Cal Weaver: I don’t know! I was supposed to say that you are the perfect combination of sexy and cute. Which is actually something that I used to say to my wife, but now it’s become corrupted and I have eighteen layers of clothes on. I’m wearing a shirt and a tie and a sweater and a suede jacket that just seals in all the heat. Seals in all the juices. I’m just, it’s all sweat under here. This is just sweat from here down. I’m, this sweater, this is called slim cut, but it feels like a scuba suite and I’m looking at your breasts. What’s that about?
Kate: You think I’m the perfect combination of sexy and cute?
Cal Weaver: That’s what you picked up from what I just said?
[as Kate and Cal are making out when they walk the front door of Cal’s apartment]
Cal Weaver: So this is my crappy apartment.
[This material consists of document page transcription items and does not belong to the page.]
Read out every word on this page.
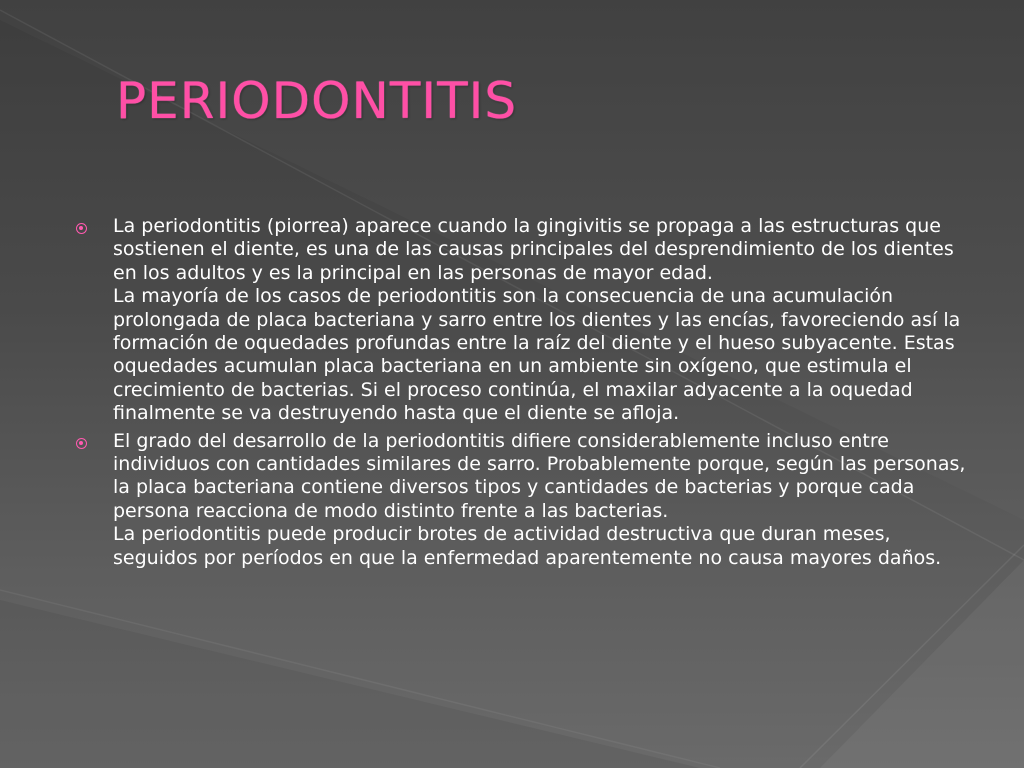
PERIODONTITIS

La periodontitis (piorrea) aparece cuando la gingivitis se propaga a las estructuras que sostienen el diente, es una de las causas principales del desprendimiento de los dientes en los adultos y es la principal en las personas de mayor edad.

La mayoría de los casos de periodontitis son la consecuencia de una acumulación prolongada de placa bacteriana y sarro entre los dientes y las encías, favoreciendo así la formación de oquedades profundas entre la raíz del diente y el hueso subyacente. Estas oquedades acumulan placa bacteriana en un ambiente sin oxígeno, que estimula el crecimiento de bacterias. Si el proceso continúa, el maxilar adyacente a la oquedad finalmente se va destruyendo hasta que el diente se afloja.

El grado del desarrollo de la periodontitis difiere considerablemente incluso entre individuos con cantidades similares de sarro. Probablemente porque, según las personas, la placa bacteriana contiene diversos tipos y cantidades de bacterias y porque cada persona reacciona de modo distinto frente a las bacterias.

La periodontitis puede producir brotes de actividad destructiva que duran meses, seguidos por períodos en que la enfermedad aparentemente no causa mayores daños.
It’s comfy. It’s what I had to move into after my wife left.
[Kate kisses Cal]
Kate: You’re being so honest.
Cal Weaver: You like that?
Kate: It’s so different! It’s so hot!
[as they are making out]
Cal Weaver: You want to hear something else? Really?
Cal Weaver: I’ve only had sex with one woman in my entire life.
Kate: Honest or not honest?
Cal Weaver: That’s honest.
[Kate screams and grabs hold of Cal again]
Kate: Tell me more.
Cal Weaver: I’m a little worried you have aids.
[suddenly Kate stops kissing him and tries to pull away]
Cal Weaver: Just a little, just a little bit. It’s okay, I’m not worried.
[Kate starts kissing him again]
Kate: What do you want to do with me?
Cal Weaver: Aah! I want to show you off to my ex-wife, make her really jealous.